Neben den Norwegern tauchten noch andere Gesichter in unserer Kristallkugel auf, darunter Emilien Jacquelin, der mit 550 Punkten hinter JT und 105 Punkten hinter Christiansen Rang sechs in der Gesamtwertung belegte. Doch der französische Starathlet hegt große Hoffnungen nach sieben Top-Ten-Ergebnissen und drei Podiumsplätzen in der vergangenen Saison. Er gewann auch den Sprint bei den französischen Sommermeisterschaften im Oktober. Jacquelin war außerdem mit Platz sechs und zehn in Sjusjoen zufrieden. „Meine Form ist da. Da ist ein gutes Zeichen für die Zukunft.“ Wenn Jacquelin in Kontiolahti seine Leistung aus Sjusjoen wiederholt, könnte er die norwegische Dominanz brechen.
Der Weltcupgesamtsieger von 2022, Quentin Fillon Maillet, konnte in den Titelkämpfen der letzten zwei Saisons keine Lorbeeren erringen. Doch er fühlt sich gut vorbereitet. Nach zwei Siegen bei den französischen Sommerwettkämpfen im Oktober gab er „einige Fehler“ in seiner Vorbereitung in den vergangenen zwei Saisons zu. Doch er ist selbstbewusst. Der französische Star war „mit einigen Dingen sehr zufrieden“ nach Platz neun im Massenstart von Sjusjoen. Fillon Maillet hatte in einem Interview mit dem Nordic Magazine gesagt, dass er in Lenzerheide eine Einzelgoldmedaille holen will. Außerdem meinte er, ein „Platz in der allgemeinen Wertung (Weltcupgesamtwertung) wird ein echter Kampf“. Sollte Fillon Maillet eine Trefferquote von 89 % wie 2022 gelingen, sind seine Ziele keine Tagträume.
Neben dem französischen Duo tauchte auch Sebastian Samuelssons Gesicht in der Kristallkugel auf. Sein jährliches Ziel ist es, JT Boe herauszufordern und seinen norwegischen Konkurrenten „aus der Komfortzone“ herauszuholen. Samuelsson zeigte einen brillanten Sprint in Idre und setzte sich mit einem Fehler 56 Sekunden vor den Rest des Feldes. Mit einer derartigen Leistung und Laufstärke wird Samuelsson JT erfolgreich ärgern können.

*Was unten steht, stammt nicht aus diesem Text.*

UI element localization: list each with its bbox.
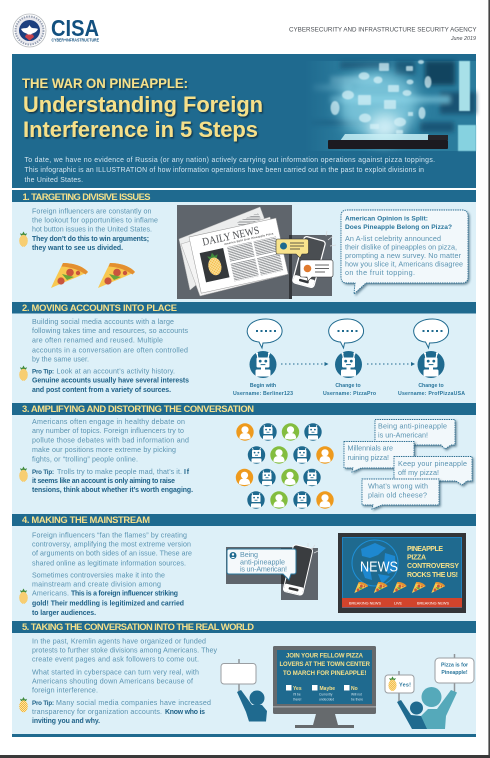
event invitation text — [280, 654, 371, 677]
heading: section 4: 4. MAKING THE MAINSTREAM — [22, 514, 150, 525]
chat bubble: yellow — [276, 239, 308, 258]
text: section 2 body: by the same user. — [32, 356, 89, 364]
callout: American opinion is split — [341, 210, 468, 294]
icon: pineapple bullet — [19, 366, 28, 381]
text: section 3 body: Americans often engage in healthy debate on — [32, 418, 185, 426]
text: section 5 body: In the past, Kremlin agents have organized or funded — [32, 638, 206, 646]
panel: section 4 making the mainstream — [12, 514, 476, 621]
text: section 4 body — [32, 532, 192, 617]
text: section 5 body: inviting you and why. — [32, 718, 100, 725]
callout: American opinion is split: their dislike of pineapples on pizza, — [345, 242, 457, 252]
text: section 2 body: following takes time and resources, so accounts — [32, 327, 188, 335]
heading: section 5: 5. TAKING THE CONVERSATION INTO THE REAL WORLD — [22, 621, 254, 632]
callout: American opinion is split: Does Pineapple Belong on Pizza? — [345, 224, 452, 231]
text: section 5 body: Many social media companies have increased — [56, 699, 211, 707]
icon: smartphone — [292, 236, 326, 288]
heading: section 3: 3. AMPLIFYING AND DISTORTING THE CONVERSATION — [22, 403, 254, 414]
breaking news ticker: BREAKING NEWS — [417, 602, 449, 606]
callout: American opinion is split: American Opinion is Split: — [345, 216, 428, 223]
text: section 5 body: Americans shouting down Americans because of — [32, 678, 193, 686]
text: section 3 body: Pro Tip: — [32, 469, 54, 476]
text: section 2 body: Genuine accounts usually have several interests — [32, 378, 189, 384]
heading: section 2: 2. MOVING ACCOUNTS INTO PLACE — [22, 302, 177, 313]
intro text — [24, 157, 435, 184]
breaking news ticker: LIVE — [394, 602, 402, 606]
heading: section 2 — [12, 302, 476, 314]
RSVP options: undecided — [319, 698, 334, 702]
icon grid: people and bots — [236, 423, 334, 509]
headline: PINEAPPLE — [407, 546, 443, 553]
label: PizzaPro — [323, 383, 376, 397]
hero title: THE WAR ON PINEAPPLE: — [22, 75, 188, 91]
illustration: two protesters with signs: Pineapple! — [441, 670, 468, 676]
headline: CONTROVERSY — [407, 563, 459, 570]
illustration: TV news broadcast — [338, 533, 466, 613]
breaking news ticker: BREAKING NEWS — [349, 602, 381, 606]
CISA wordmark: CYBER+INFRASTRUCTURE — [52, 38, 99, 43]
text: section 4 body: shared online as legitimate information sources. — [32, 560, 186, 568]
illustration: two protesters with signs: Pizza is for — [441, 662, 468, 668]
text: section 2 body: Look at an account’s activity history. — [56, 368, 175, 376]
intro text: the United States. — [24, 177, 83, 184]
label: Berliner123 — [233, 383, 293, 397]
speech bubble: millennials: ruining pizza! — [348, 453, 389, 462]
icon: bot 2 — [335, 351, 362, 378]
label: ProfPizzaUSA: Username: ProfPizzaUSA — [398, 391, 465, 397]
illustration: phone with callout: is un-American! — [240, 564, 287, 574]
text: section 3 body: pollute those debates with bad information and — [32, 436, 189, 444]
panel: section 2 moving accounts into place — [12, 302, 476, 403]
label: Berliner123: Username: Berliner123 — [233, 391, 293, 397]
illustration: two protesters with signs — [385, 654, 474, 729]
text: section 5 body — [32, 638, 217, 725]
hero title: Understanding Foreign — [23, 92, 263, 117]
illustration: protester with blank sign — [221, 659, 267, 722]
callout: American opinion is split: on the fruit topping. — [345, 268, 415, 277]
RSVP options: Currently — [319, 692, 333, 696]
heading: section 1: 1. TARGETING DIVISIVE ISSUES — [22, 191, 150, 202]
text: section 1 body: hot button issues in the United States. — [32, 226, 152, 234]
text: section 5 body: Pro Tip: — [32, 700, 54, 707]
icon: DHS seal — [13, 14, 46, 47]
heading: section 3 — [12, 403, 476, 415]
RSVP options: Maybe — [320, 686, 335, 692]
label: PizzaPro: Change to — [335, 383, 361, 389]
diagram: account renamed three times — [233, 319, 465, 397]
text: section 5 body: create event pages and ask followers to come out. — [32, 656, 199, 664]
text: section 5 body: protests to further stoke divisions among Americans. They — [32, 646, 217, 654]
icons: pizza row — [354, 582, 445, 593]
RSVP options: I’ll be — [293, 692, 301, 696]
speech bubble: being anti-pineapple: is un-American! — [378, 430, 428, 440]
speech bubble: keep your pineapple — [394, 456, 472, 485]
text: section 5 body: Know who is — [165, 709, 205, 716]
speech bubble: millennials — [344, 442, 414, 472]
text: section 3 body — [32, 418, 193, 494]
illustration: newspaper and phone: DAILY NEWS — [201, 225, 260, 249]
text: section 1 body: the lookout for opportunities to inflame — [32, 216, 158, 224]
intro text: This infographic is an ILLUSTRATION of how information operations have been carried out in the past to exploit divisions in — [24, 167, 424, 174]
speech bubble: plain old cheese: What’s wrong with — [368, 482, 428, 490]
illustration: newspaper and phone: America Split Over Pineapple Pizza — [224, 231, 274, 246]
hero title — [22, 75, 263, 142]
panel: section 1 targeting divisive issues — [12, 190, 476, 302]
speech bubble: keep your pineapple: off my pizza! — [398, 468, 439, 477]
text: section 2 body: Building social media accounts with a large — [32, 318, 174, 326]
text: section 4 body: of arguments on both sides of an issue. These are — [32, 550, 192, 558]
heading: section 4 — [12, 514, 476, 526]
arrow: second rename — [367, 362, 415, 366]
illustration: phone with callout — [226, 543, 318, 600]
agency name and date — [289, 27, 477, 42]
text: section 4 body: Foreign influencers “fan the flames” by creating — [32, 532, 187, 540]
text: section 5 body: What started in cyberspace can turn very real, with — [32, 668, 199, 676]
event invitation text: JOIN YOUR FELLOW PIZZA — [286, 654, 364, 660]
label: Berliner123: Begin with — [250, 383, 276, 389]
speech bubble: plain old cheese: plain old cheese? — [368, 490, 427, 500]
text: section 4 body: mainstream and create division among — [32, 580, 161, 588]
text: section 1 body: Foreign influencers are constantly on — [32, 208, 152, 216]
chat bubble: white — [300, 260, 333, 281]
illustration: phone with callout: Being — [240, 550, 258, 559]
text: section 2 body: Pro Tip: — [32, 368, 54, 376]
speech bubble 2 — [329, 319, 364, 348]
text: section 3 body: tensions, think about whether it’s worth engaging. — [32, 487, 193, 494]
icon: pineapple bullet — [19, 466, 28, 482]
text: section 1 body — [32, 208, 158, 252]
text: section 3 body: make our positions more extreme by picking — [32, 446, 176, 454]
text: section 3 body: it seems like an account is only aiming to raise — [32, 478, 175, 485]
breaking news ticker — [342, 598, 462, 608]
RSVP options — [286, 685, 363, 702]
illustration: TV news broadcast: NEWS — [360, 558, 398, 576]
illustration: newspaper and phone — [177, 205, 336, 299]
callout: American opinion is split: how you slice it, Americans disagree — [345, 260, 463, 268]
event invitation text: LOVERS AT THE TOWN CENTER — [280, 662, 371, 668]
heading: section 5 — [12, 621, 476, 633]
RSVP options: Will not — [351, 692, 362, 696]
speech bubble: being anti-pineapple — [375, 420, 455, 449]
text: section 4 body: Sometimes controversies make it into the — [32, 572, 165, 580]
RSVP options: there! — [293, 698, 302, 702]
text: section 2 body: accounts in a conversation are often controlled — [32, 346, 188, 354]
illustration: phone with callout: anti-pineapple — [240, 558, 285, 566]
text: section 4 body: to larger audiences. — [32, 610, 96, 617]
agency name and date: June 2019 — [450, 36, 476, 42]
speech bubble 3 — [414, 319, 449, 348]
event invitation text: TO MARCH FOR PINEAPPLE! — [283, 671, 366, 677]
panel: section 3 amplifying and distorting — [12, 403, 476, 514]
icons: pizza slices — [51, 263, 135, 288]
footer bar — [12, 734, 476, 737]
speech bubble: plain old cheese — [362, 479, 439, 509]
headline: PIZZA — [407, 554, 426, 562]
hero image: tablet projecting social media icons — [305, 60, 476, 151]
text: section 4 body: Americans. — [32, 590, 69, 598]
illustration: monitor with event page — [273, 646, 376, 728]
illustration: two protesters with signs: Yes! — [399, 682, 411, 688]
hero title: Interference in 5 Steps — [23, 117, 258, 142]
label: PizzaPro: Username: PizzaPro — [323, 391, 376, 397]
text: section 2 body: and post content from a variety of sources. — [32, 387, 171, 394]
text: section 3 body: fights, or “trolling” people online. — [32, 456, 138, 464]
label: ProfPizzaUSA: Change to — [418, 383, 444, 389]
icon: pineapple bullet — [19, 232, 28, 247]
text: section 5 body: foreign interference. — [32, 686, 98, 694]
intro text: To date, we have no evidence of Russia (or any nation) actively carrying out information operations against pizza toppings. — [24, 157, 435, 164]
text: section 1 body: They don’t do this to win arguments; — [32, 236, 149, 243]
agency name and date: CYBERSECURITY AND INFRASTRUCTURE SECURITY AGENCY — [289, 27, 477, 34]
icon: bot 3 — [418, 351, 444, 378]
panel: hero banner — [12, 54, 476, 188]
panel: section 5 taking the conversation into the real world — [12, 621, 476, 737]
icon: globe — [352, 540, 398, 586]
heading: section 1 — [12, 190, 476, 202]
speech bubble: being anti-pineapple: Being anti-pineapple — [378, 422, 447, 431]
callout: American opinion is split: An A-list celebrity announced — [345, 234, 441, 243]
RSVP options: Yes — [293, 686, 302, 692]
text: section 2 body — [32, 318, 189, 394]
logo: DHS seal and CISA wordmark — [13, 14, 99, 47]
headline — [407, 546, 459, 579]
icon: pineapple bullet — [19, 697, 28, 712]
text: section 1 body: they want to see us divided. — [32, 245, 123, 252]
text: section 3 body: If — [184, 469, 190, 476]
text: section 4 body: controversy, amplifying the most extreme version — [32, 540, 191, 548]
text: section 3 body: Trolls try to make people mad, that’s it. — [57, 468, 182, 476]
icon: pineapple bullet — [19, 588, 28, 604]
text: section 3 body: any number of topics. Foreign influencers try to — [32, 427, 184, 435]
text: section 5 body: transparency for organization accounts. — [32, 708, 162, 716]
text: section 4 body: This is a foreign influencer striking — [71, 590, 178, 598]
headline: ROCKS THE US! — [407, 572, 458, 579]
speech bubble: millennials: Millennials are — [348, 444, 393, 452]
speech bubble: keep your pineapple: Keep your pineapple — [398, 459, 467, 468]
text: section 4 body: gold! Their meddling is legitimized and carried — [32, 600, 184, 608]
arrow: first rename — [281, 362, 328, 366]
CISA wordmark: CISA — [51, 15, 99, 41]
icon: bot 1 — [250, 351, 276, 378]
text: section 2 body: are often renamed and reused. Multiple — [32, 336, 163, 344]
callout: American opinion is split: prompting a new survey. No matter — [345, 251, 462, 260]
speech bubble 1 — [247, 319, 282, 348]
label: ProfPizzaUSA — [398, 383, 465, 397]
RSVP options: No — [351, 686, 358, 692]
RSVP options: be there — [351, 698, 363, 702]
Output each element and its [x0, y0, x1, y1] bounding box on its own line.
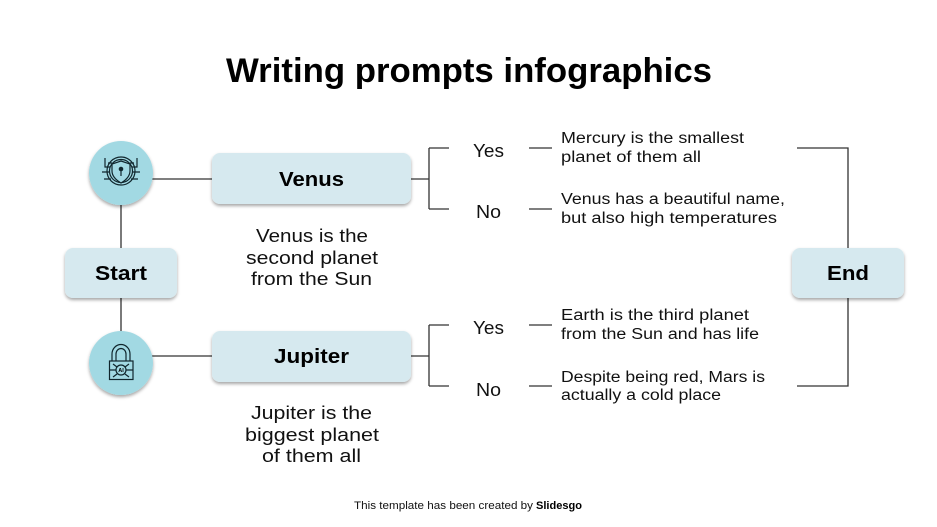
box: Start: Start [95, 263, 147, 285]
text: Mars: Despite being red, Mars is [561, 369, 765, 386]
icon: AI padlock circle [89, 331, 153, 395]
box: Jupiter [212, 331, 411, 382]
text: Venus answer: but also high temperatures [561, 210, 777, 227]
text: Venus description: second planet [246, 248, 378, 268]
text: Earth: Earth is the third planet [561, 307, 750, 324]
labels: Jupiter yes and no: Yes [473, 318, 504, 338]
footer credit: This template has been created by [354, 500, 534, 512]
text: Venus description: Venus is the [256, 226, 368, 246]
box: Venus [212, 153, 411, 204]
box: End: End [827, 263, 869, 285]
text: Jupiter description: of them all [262, 446, 361, 466]
icon: AI padlock circle: AI [118, 368, 124, 374]
text: Mercury: planet of them all [561, 149, 701, 166]
text: Earth [561, 307, 759, 343]
text: Earth: from the Sun and has life [561, 326, 759, 343]
text: Jupiter description: biggest planet [245, 425, 379, 445]
labels: Jupiter yes and no [473, 318, 504, 400]
text: Mars: actually a cold place [561, 387, 721, 404]
footer credit: Slidesgo [536, 500, 582, 512]
box: End [792, 248, 904, 298]
text: Venus description: from the Sun [251, 269, 372, 289]
text: Mars [561, 369, 765, 404]
text: Venus answer: Venus has a beautiful name, [561, 191, 785, 208]
icon: security shield circle [89, 141, 153, 205]
labels: Venus yes and no [473, 141, 504, 222]
box: Venus: Venus [279, 169, 344, 191]
box: Jupiter: Jupiter [274, 346, 349, 368]
labels: Venus yes and no: Yes [473, 141, 504, 161]
text: Venus answer [561, 191, 785, 227]
box: Start [65, 248, 177, 298]
labels: Venus yes and no: No [476, 202, 501, 222]
labels: Jupiter yes and no: No [476, 380, 501, 400]
text: Mercury [561, 130, 745, 166]
text: Mercury: Mercury is the smallest [561, 130, 745, 147]
text: Jupiter description [245, 403, 379, 466]
text: Jupiter description: Jupiter is the [251, 403, 372, 423]
connector lines [121, 148, 848, 386]
text: Venus description [246, 226, 378, 289]
title: Writing prompts infographics [226, 52, 712, 90]
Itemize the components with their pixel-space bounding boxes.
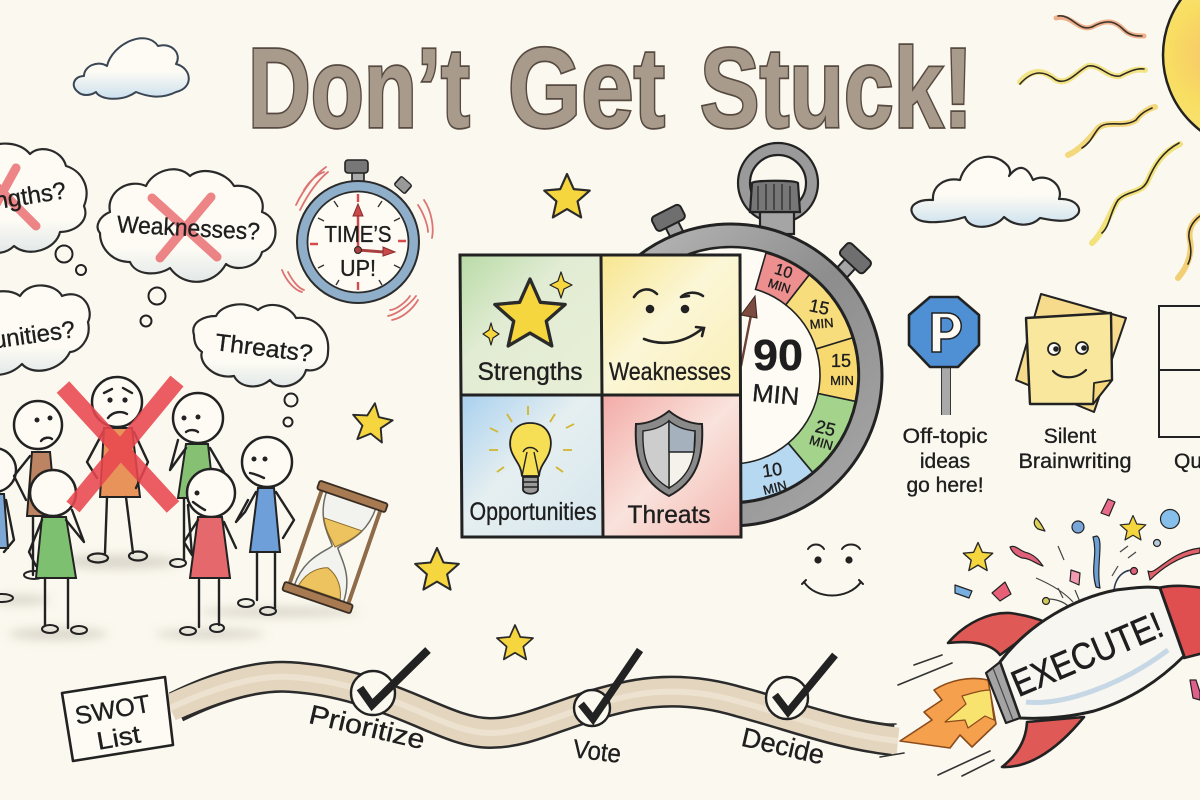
dial ring [302, 186, 414, 298]
cloud: top left [74, 38, 189, 99]
ground shadows [0, 555, 360, 640]
title: Stuck! [700, 25, 973, 151]
quadrant: Strengths [460, 255, 601, 395]
parking sign icon [909, 297, 979, 415]
flame [900, 678, 996, 748]
segment labels: 15 [807, 295, 831, 319]
sun rays [1020, 16, 1200, 278]
red cross [0, 168, 36, 226]
segment labels: MIN [808, 432, 835, 453]
star [963, 542, 993, 571]
milestone: Vote [571, 650, 640, 769]
shake marks [282, 167, 433, 320]
star icon [495, 279, 565, 346]
star [350, 400, 395, 444]
label: EXECUTE! [1005, 604, 1169, 705]
top ring [744, 149, 812, 217]
smiley face [802, 544, 863, 596]
shield icon [636, 411, 702, 496]
segment labels: 10 [761, 459, 783, 481]
star [497, 625, 533, 659]
thought bubbles [56, 246, 298, 426]
segment labels: MIN [766, 276, 792, 296]
group of stick people [0, 377, 294, 635]
segment: 10 min blue [709, 443, 813, 502]
label: Weaknesses? [116, 211, 261, 246]
segment: 10 min red [756, 253, 809, 305]
confetti burst [955, 499, 1200, 700]
quadrant: Threats [601, 395, 740, 537]
frame [289, 490, 381, 604]
sun disc [1163, 0, 1200, 150]
title: Get [508, 25, 665, 151]
main stopwatch: 90 minute timer [580, 143, 882, 526]
thought cloud: Opportunities [0, 285, 90, 375]
hands [357, 206, 359, 250]
label: Opportunities [470, 498, 596, 526]
nozzle [986, 662, 1020, 723]
label: off-topic ideas: go here! [906, 474, 984, 497]
case [591, 235, 871, 515]
small stopwatch: Time's Up [282, 160, 433, 320]
star [544, 174, 590, 217]
label: Threats? [214, 329, 314, 368]
label: silent brainwriting: Brainwriting [1018, 450, 1132, 473]
segment labels [761, 261, 854, 498]
quadrant grid icon (cropped) [1159, 306, 1200, 437]
star [1120, 516, 1146, 540]
right button [826, 241, 873, 288]
segment labels: 25 [813, 416, 838, 440]
grid lines [460, 255, 741, 537]
segment: 15 min yellow [816, 338, 858, 401]
star [415, 548, 459, 590]
person: brown shirt [14, 401, 62, 579]
person: blue shirt [236, 437, 294, 615]
label: Threats [628, 501, 710, 529]
label: off-topic ideas: ideas [920, 450, 970, 473]
segment: 15 min yellow [786, 275, 852, 349]
person: green shirt, thinking [170, 393, 224, 567]
red cross over the group [63, 381, 177, 507]
label: Strengths [478, 358, 582, 386]
SWOT List box: List [95, 721, 143, 756]
sticky notes icon [1016, 294, 1126, 412]
label: Weaknesses [609, 358, 731, 386]
person: orange shirt, crossed out [87, 377, 148, 562]
SWOT matrix [460, 255, 741, 537]
milestone: Prioritize [306, 650, 428, 755]
segment labels: MIN [809, 315, 834, 332]
label: off-topic ideas: Off-topic [902, 425, 988, 448]
SWOT List box [62, 677, 173, 761]
person: red shirt [180, 469, 236, 635]
progress road [170, 677, 898, 741]
glass [294, 491, 376, 603]
milestone: Prioritize: Prioritize [306, 699, 428, 755]
label: silent brainwriting: Silent [1044, 425, 1096, 448]
light bulb icon [489, 406, 574, 494]
speed lines [880, 655, 994, 776]
title [248, 25, 973, 151]
segment labels: MIN [762, 477, 788, 498]
crown [760, 212, 794, 234]
segment labels: 10 [772, 261, 795, 283]
thought cloud: Weaknesses [98, 169, 276, 282]
centre label: 90 [753, 331, 803, 380]
milestone: Decide: Decide [739, 722, 827, 770]
person: green shirt, front [29, 470, 87, 634]
segment labels: 15 [831, 351, 851, 371]
crown [352, 172, 364, 182]
body [1000, 587, 1184, 718]
nose [1158, 586, 1200, 658]
thought cloud: Threats [193, 304, 328, 386]
sun [1020, 0, 1200, 278]
rocket [880, 586, 1200, 776]
fin bottom [1002, 717, 1084, 767]
segment: 25 min green [788, 394, 855, 472]
SWOT List box: SWOT [73, 690, 152, 731]
quadrant: Weaknesses [601, 255, 740, 395]
segment labels: MIN [830, 373, 854, 388]
thought cloud: Strengths [0, 144, 87, 253]
label: TIME’S [324, 221, 392, 247]
fin top [948, 613, 1045, 655]
smirk face [634, 289, 704, 343]
hourglass [282, 480, 388, 614]
milestone: Vote: Vote [571, 733, 623, 769]
quadrant: Opportunities [460, 395, 601, 537]
side button [394, 176, 412, 194]
person: far left edge [0, 448, 16, 602]
ticks [310, 194, 406, 290]
sparkles [483, 272, 572, 345]
main stopwatch: 90 minute timer: MIN [751, 379, 800, 411]
milestone: Decide [739, 655, 835, 770]
cloud: top right [911, 157, 1079, 227]
left button [650, 203, 694, 248]
sand [316, 518, 362, 554]
needle [741, 300, 754, 366]
face [1048, 343, 1060, 355]
title: Don’t [248, 25, 470, 151]
small stopwatch: Time's Up: UP! [340, 255, 376, 281]
red cross [152, 197, 217, 258]
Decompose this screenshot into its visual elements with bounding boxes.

Neben den Genannten gibt es aber noch weitere vielversprechende Kandidaten: Die jungen Athleten Tommy Giacomel und Eric Perrot zeigten eindrucksvolle Leistungen in Sjusjoen mit Top-Ten-Platzierungen. Philipp Nawrath aus Deutschland schlüpfte in der letzten Saison ganz kurz ins Gelbe Trikot – und ist dieses Jahr hungrig nach mehr. Viele Herren haben Talent und Potenzial. Doch am deutlichsten wehte in unserer Kristallkugel nach wie vor die norwegische Flagge.